# DATA ASSESSMENT PROCESS and PRE-PROCESSING - {"BIGMART SALES" DATASET}

# A. DATA ASSESSMENT PROCESS

## 1. DATASET SUMMARY
### - It is a 'Big Mart Sales' dataset that provides the information about various features to predict the sales of products at different stores.
### - Train dataset has 8523 observations and 12 features.
### - Test dataset has 5681 observations and 11 features.

### - Total 'float' type features are 4, 'integer' type features are 1, and 'object' type features are 7.
#### - float type : 'Item_Weight', 'Item_Visibility', 'Item_MRP', 'Item_Outlet_Sales'.
#### - int type : 'Outlet_Establishment_Year'.
#### - object type : 'Item_Identifier', 'Item_Fat_Content', 'Item_Type', 'Outlet_Identifier', 'Outlet_Size', 'Outlet_Location_Type', 'Outlet_Type'.

### - For machine learning applications 'Item_Outlet_Sales' feature is the target variable (dependent) and the other 11 features are input (independent).

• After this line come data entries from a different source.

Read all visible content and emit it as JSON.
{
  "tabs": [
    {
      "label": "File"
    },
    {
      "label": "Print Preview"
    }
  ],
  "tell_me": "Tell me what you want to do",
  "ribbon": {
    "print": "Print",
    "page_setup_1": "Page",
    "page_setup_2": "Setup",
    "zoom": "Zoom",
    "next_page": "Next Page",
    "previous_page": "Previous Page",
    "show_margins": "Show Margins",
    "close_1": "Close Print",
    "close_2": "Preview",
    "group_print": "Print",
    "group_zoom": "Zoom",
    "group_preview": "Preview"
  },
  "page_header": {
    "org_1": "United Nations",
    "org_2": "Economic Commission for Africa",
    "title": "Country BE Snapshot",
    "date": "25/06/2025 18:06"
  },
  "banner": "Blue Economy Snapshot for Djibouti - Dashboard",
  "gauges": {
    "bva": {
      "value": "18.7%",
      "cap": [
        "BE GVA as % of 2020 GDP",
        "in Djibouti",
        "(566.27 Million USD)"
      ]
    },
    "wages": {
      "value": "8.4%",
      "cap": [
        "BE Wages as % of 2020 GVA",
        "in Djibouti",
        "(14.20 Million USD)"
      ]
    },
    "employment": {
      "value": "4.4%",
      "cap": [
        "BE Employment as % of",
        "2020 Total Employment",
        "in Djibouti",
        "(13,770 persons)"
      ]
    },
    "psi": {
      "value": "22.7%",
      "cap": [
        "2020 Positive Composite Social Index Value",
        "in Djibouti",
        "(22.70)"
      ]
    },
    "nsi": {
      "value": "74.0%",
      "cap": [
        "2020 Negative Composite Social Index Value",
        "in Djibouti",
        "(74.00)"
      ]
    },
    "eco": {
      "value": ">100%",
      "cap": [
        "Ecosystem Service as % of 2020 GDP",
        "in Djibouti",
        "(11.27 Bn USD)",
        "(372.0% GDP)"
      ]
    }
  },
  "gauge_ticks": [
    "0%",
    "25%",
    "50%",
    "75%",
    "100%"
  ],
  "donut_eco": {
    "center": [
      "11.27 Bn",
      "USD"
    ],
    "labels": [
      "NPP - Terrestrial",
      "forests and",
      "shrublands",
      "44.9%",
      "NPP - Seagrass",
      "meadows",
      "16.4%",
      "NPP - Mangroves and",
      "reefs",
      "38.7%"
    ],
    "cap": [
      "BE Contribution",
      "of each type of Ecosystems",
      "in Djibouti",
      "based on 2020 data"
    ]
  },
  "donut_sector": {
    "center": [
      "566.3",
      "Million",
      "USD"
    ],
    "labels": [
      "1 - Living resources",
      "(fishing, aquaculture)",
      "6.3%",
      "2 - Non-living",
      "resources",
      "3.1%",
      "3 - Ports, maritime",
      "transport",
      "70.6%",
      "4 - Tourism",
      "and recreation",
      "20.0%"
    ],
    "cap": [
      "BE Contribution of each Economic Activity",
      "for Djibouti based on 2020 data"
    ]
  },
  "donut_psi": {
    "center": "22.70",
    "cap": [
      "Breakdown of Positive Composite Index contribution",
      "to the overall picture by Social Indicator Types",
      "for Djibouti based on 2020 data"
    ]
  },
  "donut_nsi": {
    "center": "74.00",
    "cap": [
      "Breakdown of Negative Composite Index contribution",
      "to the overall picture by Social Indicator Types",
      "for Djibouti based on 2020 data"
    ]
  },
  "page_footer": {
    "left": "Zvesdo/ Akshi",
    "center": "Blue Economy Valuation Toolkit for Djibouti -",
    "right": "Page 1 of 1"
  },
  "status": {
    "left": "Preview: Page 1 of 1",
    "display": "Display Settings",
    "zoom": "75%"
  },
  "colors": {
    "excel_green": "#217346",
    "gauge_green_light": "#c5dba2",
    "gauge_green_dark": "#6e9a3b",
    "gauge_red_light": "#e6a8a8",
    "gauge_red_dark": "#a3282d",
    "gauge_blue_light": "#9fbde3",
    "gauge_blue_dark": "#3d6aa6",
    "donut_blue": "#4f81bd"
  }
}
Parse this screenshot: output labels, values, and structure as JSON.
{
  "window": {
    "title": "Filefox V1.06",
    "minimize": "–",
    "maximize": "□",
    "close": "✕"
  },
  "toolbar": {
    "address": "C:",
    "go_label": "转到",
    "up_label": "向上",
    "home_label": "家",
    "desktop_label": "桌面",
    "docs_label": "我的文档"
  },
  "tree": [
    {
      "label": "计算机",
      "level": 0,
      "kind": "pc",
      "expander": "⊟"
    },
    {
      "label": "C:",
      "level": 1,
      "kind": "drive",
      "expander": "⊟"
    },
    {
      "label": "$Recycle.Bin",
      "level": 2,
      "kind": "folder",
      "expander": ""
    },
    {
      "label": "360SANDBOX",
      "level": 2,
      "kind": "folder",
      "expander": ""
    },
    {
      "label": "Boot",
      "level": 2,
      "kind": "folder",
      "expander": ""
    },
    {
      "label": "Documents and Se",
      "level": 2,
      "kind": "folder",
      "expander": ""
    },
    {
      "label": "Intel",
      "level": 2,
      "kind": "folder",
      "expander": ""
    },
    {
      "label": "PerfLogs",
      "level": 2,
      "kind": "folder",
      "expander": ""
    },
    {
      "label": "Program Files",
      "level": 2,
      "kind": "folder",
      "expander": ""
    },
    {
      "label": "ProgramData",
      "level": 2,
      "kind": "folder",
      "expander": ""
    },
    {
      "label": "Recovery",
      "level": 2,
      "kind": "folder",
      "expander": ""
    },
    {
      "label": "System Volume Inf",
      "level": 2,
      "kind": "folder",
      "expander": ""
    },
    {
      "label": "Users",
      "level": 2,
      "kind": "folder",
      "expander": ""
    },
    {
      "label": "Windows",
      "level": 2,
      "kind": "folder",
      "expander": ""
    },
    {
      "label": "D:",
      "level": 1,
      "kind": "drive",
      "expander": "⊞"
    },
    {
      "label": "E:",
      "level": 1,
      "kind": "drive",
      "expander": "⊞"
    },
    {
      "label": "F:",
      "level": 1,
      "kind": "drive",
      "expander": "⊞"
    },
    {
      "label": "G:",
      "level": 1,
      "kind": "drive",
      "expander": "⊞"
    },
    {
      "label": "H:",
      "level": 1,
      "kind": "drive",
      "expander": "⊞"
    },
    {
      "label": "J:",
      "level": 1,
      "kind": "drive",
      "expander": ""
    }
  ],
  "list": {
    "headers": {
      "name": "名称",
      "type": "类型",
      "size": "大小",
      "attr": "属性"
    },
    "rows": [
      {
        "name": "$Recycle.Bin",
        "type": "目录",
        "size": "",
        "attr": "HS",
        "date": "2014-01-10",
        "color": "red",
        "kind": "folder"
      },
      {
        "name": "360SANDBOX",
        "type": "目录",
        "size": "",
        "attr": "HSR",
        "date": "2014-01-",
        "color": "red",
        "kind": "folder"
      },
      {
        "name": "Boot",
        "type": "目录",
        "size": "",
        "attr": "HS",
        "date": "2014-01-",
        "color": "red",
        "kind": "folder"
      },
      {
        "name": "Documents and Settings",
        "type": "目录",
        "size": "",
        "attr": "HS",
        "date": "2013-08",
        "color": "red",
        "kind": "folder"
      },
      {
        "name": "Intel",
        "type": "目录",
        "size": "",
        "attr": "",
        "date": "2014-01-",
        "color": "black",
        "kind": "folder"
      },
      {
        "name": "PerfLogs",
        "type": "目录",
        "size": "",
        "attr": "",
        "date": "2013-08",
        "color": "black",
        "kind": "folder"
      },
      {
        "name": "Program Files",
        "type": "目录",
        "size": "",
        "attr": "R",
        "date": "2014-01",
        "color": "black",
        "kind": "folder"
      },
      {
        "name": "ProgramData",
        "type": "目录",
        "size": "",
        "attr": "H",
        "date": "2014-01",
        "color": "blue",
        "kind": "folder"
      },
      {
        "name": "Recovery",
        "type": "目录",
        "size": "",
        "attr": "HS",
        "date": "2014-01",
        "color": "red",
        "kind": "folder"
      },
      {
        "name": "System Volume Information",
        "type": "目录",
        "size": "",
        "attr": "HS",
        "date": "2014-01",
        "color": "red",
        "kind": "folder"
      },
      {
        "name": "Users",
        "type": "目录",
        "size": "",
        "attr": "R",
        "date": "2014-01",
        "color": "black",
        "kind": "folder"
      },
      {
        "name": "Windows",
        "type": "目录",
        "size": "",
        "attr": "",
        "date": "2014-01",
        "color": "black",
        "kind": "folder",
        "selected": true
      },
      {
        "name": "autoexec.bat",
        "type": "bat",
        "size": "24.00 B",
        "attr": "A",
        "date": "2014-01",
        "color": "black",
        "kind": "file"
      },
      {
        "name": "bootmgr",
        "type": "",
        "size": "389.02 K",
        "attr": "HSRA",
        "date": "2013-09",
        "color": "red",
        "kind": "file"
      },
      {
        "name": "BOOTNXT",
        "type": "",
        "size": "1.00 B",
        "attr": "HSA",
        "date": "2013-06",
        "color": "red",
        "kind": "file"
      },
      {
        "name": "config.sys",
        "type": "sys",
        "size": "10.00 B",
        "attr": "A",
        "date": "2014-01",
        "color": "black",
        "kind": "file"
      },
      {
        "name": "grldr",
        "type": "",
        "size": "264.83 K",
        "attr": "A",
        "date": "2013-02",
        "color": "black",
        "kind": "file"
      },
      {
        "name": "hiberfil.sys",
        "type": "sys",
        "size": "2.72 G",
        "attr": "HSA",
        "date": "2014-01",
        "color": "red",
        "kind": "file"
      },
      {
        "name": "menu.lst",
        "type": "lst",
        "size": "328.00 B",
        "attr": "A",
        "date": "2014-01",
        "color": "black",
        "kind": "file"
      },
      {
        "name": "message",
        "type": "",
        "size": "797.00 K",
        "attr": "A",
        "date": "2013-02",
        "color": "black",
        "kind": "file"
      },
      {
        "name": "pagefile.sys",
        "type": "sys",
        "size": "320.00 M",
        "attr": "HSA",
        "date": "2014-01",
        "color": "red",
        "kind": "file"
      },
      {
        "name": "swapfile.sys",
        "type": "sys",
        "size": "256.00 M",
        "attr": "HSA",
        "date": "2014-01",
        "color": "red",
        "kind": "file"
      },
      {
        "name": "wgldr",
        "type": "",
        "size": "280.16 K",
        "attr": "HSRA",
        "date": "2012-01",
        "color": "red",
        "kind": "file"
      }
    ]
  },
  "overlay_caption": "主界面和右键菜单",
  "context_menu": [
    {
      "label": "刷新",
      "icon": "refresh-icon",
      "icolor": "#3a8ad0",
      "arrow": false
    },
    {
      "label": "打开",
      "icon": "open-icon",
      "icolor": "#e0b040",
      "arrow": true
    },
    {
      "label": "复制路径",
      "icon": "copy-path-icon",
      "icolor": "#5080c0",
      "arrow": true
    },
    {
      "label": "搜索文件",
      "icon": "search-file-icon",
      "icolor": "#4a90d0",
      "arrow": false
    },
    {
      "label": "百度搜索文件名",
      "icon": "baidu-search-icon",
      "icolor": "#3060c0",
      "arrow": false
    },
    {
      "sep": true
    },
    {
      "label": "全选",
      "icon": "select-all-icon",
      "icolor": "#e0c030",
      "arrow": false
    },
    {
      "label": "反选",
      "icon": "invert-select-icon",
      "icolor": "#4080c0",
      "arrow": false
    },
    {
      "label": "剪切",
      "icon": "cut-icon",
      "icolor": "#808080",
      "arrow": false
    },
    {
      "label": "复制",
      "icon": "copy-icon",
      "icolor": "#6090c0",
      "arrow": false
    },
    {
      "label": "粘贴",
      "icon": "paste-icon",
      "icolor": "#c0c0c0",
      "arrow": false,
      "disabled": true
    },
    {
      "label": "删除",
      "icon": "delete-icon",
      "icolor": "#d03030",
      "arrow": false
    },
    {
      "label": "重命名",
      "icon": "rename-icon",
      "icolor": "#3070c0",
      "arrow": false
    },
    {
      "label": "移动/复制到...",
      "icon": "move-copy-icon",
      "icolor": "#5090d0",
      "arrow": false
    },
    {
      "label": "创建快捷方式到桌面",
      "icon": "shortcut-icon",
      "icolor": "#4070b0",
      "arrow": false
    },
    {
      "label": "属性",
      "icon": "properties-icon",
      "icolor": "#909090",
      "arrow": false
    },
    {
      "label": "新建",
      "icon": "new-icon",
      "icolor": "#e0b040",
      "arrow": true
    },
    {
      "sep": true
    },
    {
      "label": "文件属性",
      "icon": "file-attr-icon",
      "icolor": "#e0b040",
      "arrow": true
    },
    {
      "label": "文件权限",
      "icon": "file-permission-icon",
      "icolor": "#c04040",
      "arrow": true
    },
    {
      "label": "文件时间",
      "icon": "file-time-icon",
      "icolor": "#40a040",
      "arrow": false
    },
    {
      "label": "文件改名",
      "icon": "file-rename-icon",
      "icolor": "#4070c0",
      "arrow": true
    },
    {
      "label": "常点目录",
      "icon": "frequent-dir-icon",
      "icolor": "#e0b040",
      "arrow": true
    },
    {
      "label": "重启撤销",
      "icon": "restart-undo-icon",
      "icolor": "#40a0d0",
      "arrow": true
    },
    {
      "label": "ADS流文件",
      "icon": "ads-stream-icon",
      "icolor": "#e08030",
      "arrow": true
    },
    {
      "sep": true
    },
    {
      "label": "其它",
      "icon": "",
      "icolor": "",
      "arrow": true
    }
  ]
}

## 2. FEATURE DESCRIPTIONS
### Table - 'bms_train' using 'bms_train.csv'
### - 'Item_Identifier' feature {object type, independent feature} - ***Unique identifier number assigned to each item.***
### - 'Item_Weight' feature {float type, independent feature} - ***Item weight in gms.***
### - 'Item_Fat_Content' feature {object type, independent feature} - ***Item fat content.***
### - 'Item_Visibility' feature {float type, independent feature} - ***Percentage of total display area of all items in a store allocated to the particular items. Placement value of each item: (0 - 'Far & Behind') and (1 - 'Near & Front')***
### - 'Item_Type' feature {object type, independent feature} - ***Type of food category item belongs to.***
### - 'Item_MRP' feature {float type, independent feature} - ***Max. Retail Price of the item in the outlet.***
### - 'Outlet_Identifier' feature {object type, independent feature} - ***Unique outlet identifier.***
### - 'Outlet_Establishment_Year' feature {int type, independent feature} - ***Year of outlet establishment.***
### - 'Outlet_Size' feature {object type, independent feature} - ***Size of the outlet.***
### - 'Outlet_Location_Type' feature {object type, independent feature} - ***Tier of city in which outlet is located.***
### - 'Outlet_Type' feature {object type, independent feature} - ***Type of outlet.***
### - 'Item_Outlet_Sales' feature {float type, dependent feature} - ***Sales of the item from the outlet.***
#### -- This feature is the target variable for Machine Learning Based Regression Type Problems.

## 3. DATA ISSUES
### Table - bms_train
#### 1. * Dirty Data (Low quality)
##### A. Completeness
##### - Missing Values: Item_Weight=1463, Outlet_Size=2410
##### B. Validity
##### - No duplicate observations
##### C. Accuracy
##### - No inaccuracy issue
##### D. Consistency
##### - "Item_Fat_Content" feature values to be marked as 'Non Edible' where the context is 'Non Consumables'.
##### - "Item_Fat_Content" feature values 'LF','low fat' must be mapped to 'Low Fat' and 'reg' must be mapped to 'Regular'.
##### - "Item_Type" feature values to be marked as 'DR_Dairy' and 'FD_Dairy', where the context is 'Drinks' and 'Foods' respectively.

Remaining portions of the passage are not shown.